Re: [PATCH v10 00/12] barrier: Add smp_cond_load_{relaxed,acquire}_timeout()

From: Ankur Arora

Date: Mon Mar 16 2026 - 18:10:04 EST



Andrew Morton <akpm@xxxxxxxxxxxxxxxxxxxx> writes:

> On Sun, 15 Mar 2026 18:36:39 -0700 Ankur Arora <ankur.a.arora@xxxxxxxxxx> wrote:
>
>> Hi,
>>
>> This series adds waited variants of the smp_cond_load() primitives:
>> smp_cond_load_relaxed_timeout(), and smp_cond_load_acquire_timeout().
>>
>> ...
>>
>
> How are we to determine that this change is successful, useful, etc?

Good point. So this series was split off from this one here:
https://lore.kernel.org/lkml/20250218213337.377987-1-ankur.a.arora@xxxxxxxxxx/

The series enables ARCH_HAS_CPU_RELAX on arm64 which should allow
relatively cheap polling in idle on arm64.
However, it does need a few more patches from the series above to do that.

> Reduced CPU consumption? Reduced energy usage? Improved latencies?

With the additional patches this should improve wakeup latency:

I ran the sched-pipe test with processes on VCPUs 4 and 5 with
kvm-arm.wfi_trap_policy=notrap.

# perf stat -r 5 --cpu 4,5 -e task-clock,cycles,instructions,sched:sched_wake_idle_without_ipi \
perf bench sched pipe -l 1000000 -c 4

# No haltpoll (and, no TIF_POLLING_NRFLAG):

Performance counter stats for 'CPU(s) 4,5' (5 runs):

25,229.57 msec task-clock # 2.000 CPUs utilized ( +- 7.75% )
45,821,250,284 cycles # 1.816 GHz ( +- 10.07% )
26,557,496,665 instructions # 0.58 insn per cycle ( +- 0.21% )
0 sched:sched_wake_idle_without_ipi # 0.000 /sec

12.615 +- 0.977 seconds time elapsed ( +- 7.75% )


# Haltpoll:

Performance counter stats for 'CPU(s) 4,5' (5 runs):

15,131.58 msec task-clock # 2.000 CPUs utilized ( +- 10.00% )
34,158,188,839 cycles # 2.257 GHz ( +- 6.91% )
20,824,950,916 instructions # 0.61 insn per cycle ( +- 0.09% )
1,983,822 sched:sched_wake_idle_without_ipi # 131.105 K/sec ( +- 0.78% )

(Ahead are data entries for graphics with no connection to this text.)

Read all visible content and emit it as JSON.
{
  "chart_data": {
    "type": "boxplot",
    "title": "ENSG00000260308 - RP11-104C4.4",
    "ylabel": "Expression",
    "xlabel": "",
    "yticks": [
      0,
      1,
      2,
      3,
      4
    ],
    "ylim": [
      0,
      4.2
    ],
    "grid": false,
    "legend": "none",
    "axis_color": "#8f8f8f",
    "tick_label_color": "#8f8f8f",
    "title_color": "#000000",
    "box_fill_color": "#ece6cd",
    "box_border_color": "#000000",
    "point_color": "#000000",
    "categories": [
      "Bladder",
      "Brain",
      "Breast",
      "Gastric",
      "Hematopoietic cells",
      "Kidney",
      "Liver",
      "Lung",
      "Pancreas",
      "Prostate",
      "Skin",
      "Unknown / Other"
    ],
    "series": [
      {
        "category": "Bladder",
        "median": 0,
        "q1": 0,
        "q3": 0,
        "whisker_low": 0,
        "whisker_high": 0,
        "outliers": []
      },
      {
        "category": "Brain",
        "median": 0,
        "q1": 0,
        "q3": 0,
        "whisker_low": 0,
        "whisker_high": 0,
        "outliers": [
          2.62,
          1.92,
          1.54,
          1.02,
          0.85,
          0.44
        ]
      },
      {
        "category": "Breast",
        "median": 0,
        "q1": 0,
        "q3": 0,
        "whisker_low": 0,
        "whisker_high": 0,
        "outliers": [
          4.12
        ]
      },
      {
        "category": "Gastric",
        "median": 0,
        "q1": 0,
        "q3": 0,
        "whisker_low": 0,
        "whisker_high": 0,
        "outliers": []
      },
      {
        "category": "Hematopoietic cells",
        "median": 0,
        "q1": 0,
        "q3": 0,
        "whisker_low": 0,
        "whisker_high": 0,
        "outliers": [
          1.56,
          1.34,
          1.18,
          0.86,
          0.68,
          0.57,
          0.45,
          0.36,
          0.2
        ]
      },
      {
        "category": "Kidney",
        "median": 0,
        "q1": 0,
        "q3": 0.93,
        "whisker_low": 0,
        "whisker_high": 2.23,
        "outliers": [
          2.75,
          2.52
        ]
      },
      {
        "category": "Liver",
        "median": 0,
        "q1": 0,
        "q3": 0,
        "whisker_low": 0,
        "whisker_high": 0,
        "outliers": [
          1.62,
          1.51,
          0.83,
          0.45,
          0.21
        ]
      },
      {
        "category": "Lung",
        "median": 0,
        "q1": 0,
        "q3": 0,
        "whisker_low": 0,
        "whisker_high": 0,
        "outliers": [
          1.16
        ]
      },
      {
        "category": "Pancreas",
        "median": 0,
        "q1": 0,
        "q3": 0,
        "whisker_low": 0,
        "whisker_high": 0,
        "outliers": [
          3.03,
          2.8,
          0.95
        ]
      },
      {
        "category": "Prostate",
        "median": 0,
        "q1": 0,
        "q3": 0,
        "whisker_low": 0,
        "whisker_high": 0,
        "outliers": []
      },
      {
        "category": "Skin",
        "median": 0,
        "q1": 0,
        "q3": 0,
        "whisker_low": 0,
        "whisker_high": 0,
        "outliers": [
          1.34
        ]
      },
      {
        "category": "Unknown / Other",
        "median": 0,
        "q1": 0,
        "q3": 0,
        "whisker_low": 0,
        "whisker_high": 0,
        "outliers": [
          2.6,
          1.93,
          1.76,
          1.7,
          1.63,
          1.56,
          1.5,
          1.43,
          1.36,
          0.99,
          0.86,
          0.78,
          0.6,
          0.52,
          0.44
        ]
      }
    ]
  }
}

7.566 +- 0.756 seconds time elapsed ( +- 10.00% )

We get a decent boost just because we are executing ~20% fewer
instructions. Not sure how the cpu frequency scaling works in a VM but
we also run at a higher frequency.

(That specifically applies to guests but that series also adds enables this
with acpi-idle for baremetal.)

(From: https://lore.kernel.org/lkml/877c9zhk68.fsf@xxxxxxxxxx/)

>> Finally update poll_idle() and resilient queued spinlocks to use them.
>
> Have you identified other suitable sites for conversion?

Haven't found other places in the core kernel where this could be used.
I think one reason is that the typical kernel wait is unbounded.

There are some in drivers/ that have this pattern. For instance I think
this in drivers/iommu/arm/arm-smmu-v3 could be converted:
__arm_smmu_cmdq_poll_until_msi().

However, as David Laight pointed out in this thread
(https://lore.kernel.org/lkml/20260214113122.70627a8b@pumpkin/)
that this would be fine so long as the polling is on memory, but would
need some work to handle MMIO.

>> Documentation/atomic_t.txt | 14 +++--
>> arch/arm64/Kconfig | 3 +
>> arch/arm64/include/asm/barrier.h | 23 +++++++
>> arch/arm64/include/asm/cmpxchg.h | 62 +++++++++++++++----
>> arch/arm64/include/asm/delay-const.h | 27 +++++++++
>> arch/arm64/include/asm/rqspinlock.h | 85 --------------------------
>> arch/arm64/lib/delay.c | 15 ++---
>> drivers/cpuidle/poll_state.c | 21 +------
>> drivers/soc/qcom/rpmh-rsc.c | 8 +--
>> include/asm-generic/barrier.h | 90 ++++++++++++++++++++++++++++
>> include/linux/atomic.h | 10 ++++
>> include/linux/atomic/atomic-long.h | 18 +++---
>> include/linux/sched/idle.h | 29 +++++++++
>> kernel/bpf/rqspinlock.c | 77 +++++++++++++++---------
>> scripts/atomic/gen-atomic-long.sh | 16 +++--
>> 15 files changed, 320 insertions(+), 178 deletions(-)
>> create mode 100644 arch/arm64/include/asm/delay-const.h
>
> Some sort of testing in lib/tests/ would be appropriate and useful.

Makes sense. Will add.

Thanks
--
ankur